No tak, pisząc, że mieszkamy w Turcji jestem mało precyzyjna. Mieszkamy w Ankarze. I powiem, że nie narzekam. Trochę trwało, żebym nauczyła się poruszać po okolicy, ponieważ z językiem nie najlepiej wyglądam, ale mogę z dumą przyznać, że daję sobie radę. My poznaliśmy się w Polsce i nasza Olcia też się tam urodziła. Jednak nasze losy tak się potoczyły, że zamieszkaliśmy w Turcji. Nie żałuję decyzji. Oczywiście kraj odmienny od Polski, ale bardzo interesujący i powiedziałabym do zaakceptowania. Trochę potrwa zanim poczytam o Was dziewczynki, więc za pytania oczywiste z góry przepraszam.

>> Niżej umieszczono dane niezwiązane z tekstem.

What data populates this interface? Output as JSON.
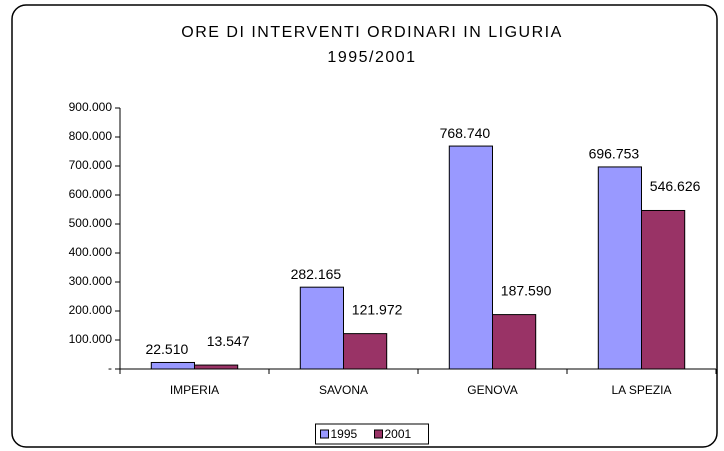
{
  "chart_data": {
    "type": "bar",
    "title": "ORE DI INTERVENTI ORDINARI IN LIGURIA",
    "subtitle": "1995/2001",
    "categories": [
      "IMPERIA",
      "SAVONA",
      "GENOVA",
      "LA SPEZIA"
    ],
    "series": [
      {
        "name": "1995",
        "color": "#9999ff",
        "values": [
          22510,
          282165,
          768740,
          696753
        ],
        "value_labels": [
          "22.510",
          "282.165",
          "768.740",
          "696.753"
        ]
      },
      {
        "name": "2001",
        "color": "#993366",
        "values": [
          13547,
          121972,
          187590,
          546626
        ],
        "value_labels": [
          "13.547",
          "121.972",
          "187.590",
          "546.626"
        ]
      }
    ],
    "ylim": [
      0,
      900000
    ],
    "yticks": [
      {
        "value": 0,
        "label": "-"
      },
      {
        "value": 100000,
        "label": "100.000"
      },
      {
        "value": 200000,
        "label": "200.000"
      },
      {
        "value": 300000,
        "label": "300.000"
      },
      {
        "value": 400000,
        "label": "400.000"
      },
      {
        "value": 500000,
        "label": "500.000"
      },
      {
        "value": 600000,
        "label": "600.000"
      },
      {
        "value": 700000,
        "label": "700.000"
      },
      {
        "value": 800000,
        "label": "800.000"
      },
      {
        "value": 900000,
        "label": "900.000"
      }
    ],
    "grid": false,
    "legend": "bottom"
  }
}
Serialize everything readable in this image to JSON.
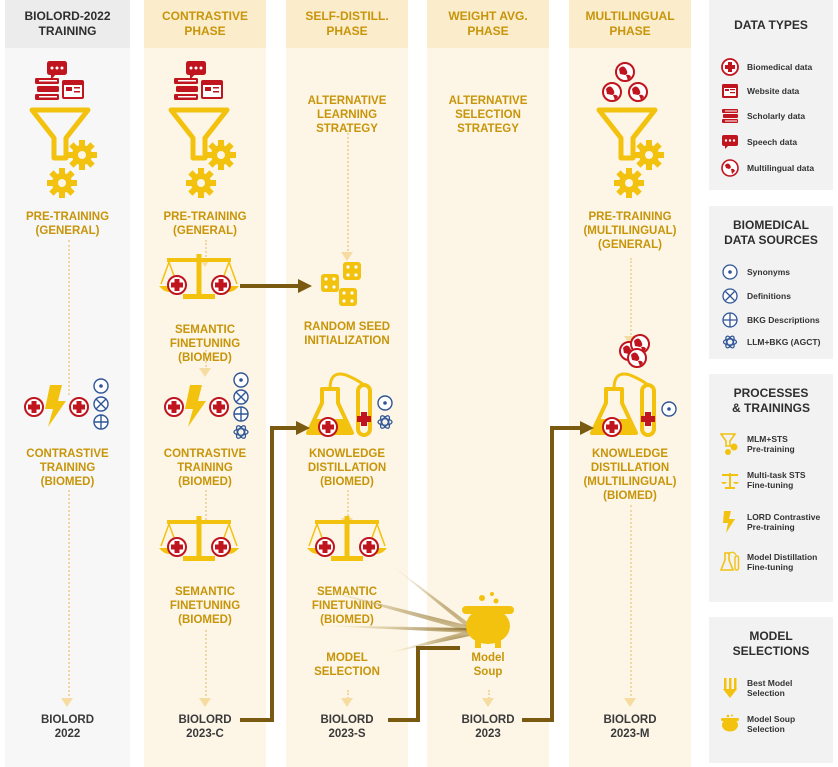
{
  "columns": [
    {
      "header_line1": "BIOLORD-2022",
      "header_line2": "TRAINING"
    },
    {
      "header_line1": "CONTRASTIVE",
      "header_line2": "PHASE"
    },
    {
      "header_line1": "SELF-DISTILL.",
      "header_line2": "PHASE"
    },
    {
      "header_line1": "WEIGHT AVG.",
      "header_line2": "PHASE"
    },
    {
      "header_line1": "MULTILINGUAL",
      "header_line2": "PHASE"
    }
  ],
  "nodes": {
    "c1_pretrain": {
      "l1": "PRE-TRAINING",
      "l2": "(GENERAL)"
    },
    "c1_contrastive": {
      "l1": "CONTRASTIVE",
      "l2": "TRAINING",
      "l3": "(BIOMED)"
    },
    "c1_model": {
      "l1": "BIOLORD",
      "l2": "2022"
    },
    "c2_pretrain": {
      "l1": "PRE-TRAINING",
      "l2": "(GENERAL)"
    },
    "c2_semantic1": {
      "l1": "SEMANTIC",
      "l2": "FINETUNING",
      "l3": "(BIOMED)"
    },
    "c2_contrastive": {
      "l1": "CONTRASTIVE",
      "l2": "TRAINING",
      "l3": "(BIOMED)"
    },
    "c2_semantic2": {
      "l1": "SEMANTIC",
      "l2": "FINETUNING",
      "l3": "(BIOMED)"
    },
    "c2_model": {
      "l1": "BIOLORD",
      "l2": "2023-C"
    },
    "c3_alt": {
      "l1": "ALTERNATIVE",
      "l2": "LEARNING",
      "l3": "STRATEGY"
    },
    "c3_seed": {
      "l1": "RANDOM SEED",
      "l2": "INITIALIZATION"
    },
    "c3_kd": {
      "l1": "KNOWLEDGE",
      "l2": "DISTILLATION",
      "l3": "(BIOMED)"
    },
    "c3_semantic": {
      "l1": "SEMANTIC",
      "l2": "FINETUNING",
      "l3": "(BIOMED)"
    },
    "c3_selection": {
      "l1": "MODEL",
      "l2": "SELECTION"
    },
    "c3_model": {
      "l1": "BIOLORD",
      "l2": "2023-S"
    },
    "c4_alt": {
      "l1": "ALTERNATIVE",
      "l2": "SELECTION",
      "l3": "STRATEGY"
    },
    "c4_soup": {
      "l1": "Model",
      "l2": "Soup"
    },
    "c4_model": {
      "l1": "BIOLORD",
      "l2": "2023"
    },
    "c5_pretrain": {
      "l1": "PRE-TRAINING",
      "l2": "(MULTILINGUAL)",
      "l3": "(GENERAL)"
    },
    "c5_kd": {
      "l1": "KNOWLEDGE",
      "l2": "DISTILLATION",
      "l3": "(MULTILINGUAL)",
      "l4": "(BIOMED)"
    },
    "c5_model": {
      "l1": "BIOLORD",
      "l2": "2023-M"
    }
  },
  "legend": {
    "data_types": {
      "title_l1": "DATA TYPES",
      "items": [
        {
          "icon": "biomedical-cross-icon",
          "label": "Biomedical data"
        },
        {
          "icon": "website-icon",
          "label": "Website data"
        },
        {
          "icon": "books-icon",
          "label": "Scholarly data"
        },
        {
          "icon": "speech-bubble-icon",
          "label": "Speech data"
        },
        {
          "icon": "globe-icon",
          "label": "Multilingual data"
        }
      ]
    },
    "sources": {
      "title_l1": "BIOMEDICAL",
      "title_l2": "DATA SOURCES",
      "items": [
        {
          "icon": "circle-dot-icon",
          "label": "Synonyms"
        },
        {
          "icon": "circle-x-icon",
          "label": "Definitions"
        },
        {
          "icon": "circle-plus-icon",
          "label": "BKG Descriptions"
        },
        {
          "icon": "llm-knot-icon",
          "label": "LLM+BKG (AGCT)"
        }
      ]
    },
    "processes": {
      "title_l1": "PROCESSES",
      "title_l2": "& TRAININGS",
      "items": [
        {
          "icon": "funnel-gears-icon",
          "l1": "MLM+STS",
          "l2": "Pre-training"
        },
        {
          "icon": "scale-icon",
          "l1": "Multi-task STS",
          "l2": "Fine-tuning"
        },
        {
          "icon": "lightning-icon",
          "l1": "LORD Contrastive",
          "l2": "Pre-training"
        },
        {
          "icon": "flask-icon",
          "l1": "Model Distillation",
          "l2": "Fine-tuning"
        }
      ]
    },
    "selections": {
      "title_l1": "MODEL",
      "title_l2": "SELECTIONS",
      "items": [
        {
          "icon": "best-model-arrows-icon",
          "l1": "Best Model",
          "l2": "Selection"
        },
        {
          "icon": "cauldron-icon",
          "l1": "Model Soup",
          "l2": "Selection"
        }
      ]
    }
  },
  "colors": {
    "gold": "#f2c20f",
    "gold_text": "#c8950a",
    "red": "#c0141e",
    "blue": "#2f5597",
    "brown": "#7a5a10"
  }
}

pozdrawiam wieczorową porą
 
Ale przeżyłam szok z rana, loguję się, a tu tyle nowych postów:cool2:
Witam Cię Ozkane, wreszcie jakiś głos z Turcji:-D
 
witam, o rany ale mamy "tolerancyjne"społeczeństwo, nóż w kieszeni mi się otwiera jak czytam ze u Turków bicie żon jest na porządku dziennym, a u Polaków to tylko patologia. Nie wiem, nie znam az tak Turasków , ale jak można oceniać ludzi po tym skąd pochodzą:wściekła/y:Tylko patologia pozwala na zabijanie,katowanie, picie itp. i to jest do przyjecia , no bo to...tylko patologia.:no:Jak ma być dobrze na tym świecie?szok, szok, i jeszcze raz szok.
 
reklama
annaa piszesz, że przeczytałaś o biciu żon przez Turków. Kiedyś sama o tym słyszałam, ale w tym miejscu chciałabym Was o coś zapytać
Czy Wy spotkałyście się z takim przypadkiem osobiście? Bo ja muszę przyznać, że znam kilka Polek z Turkami i u zadnej nie zdarzają się takie sytuacje, a i w moim otoczeniu (rodzina, znajomi, sąsiedzi) nic takiego się nie zdarza. Czy to ja mam szczęście? Czy też inni (media) wypisują głupoty? Co o tym myślicie?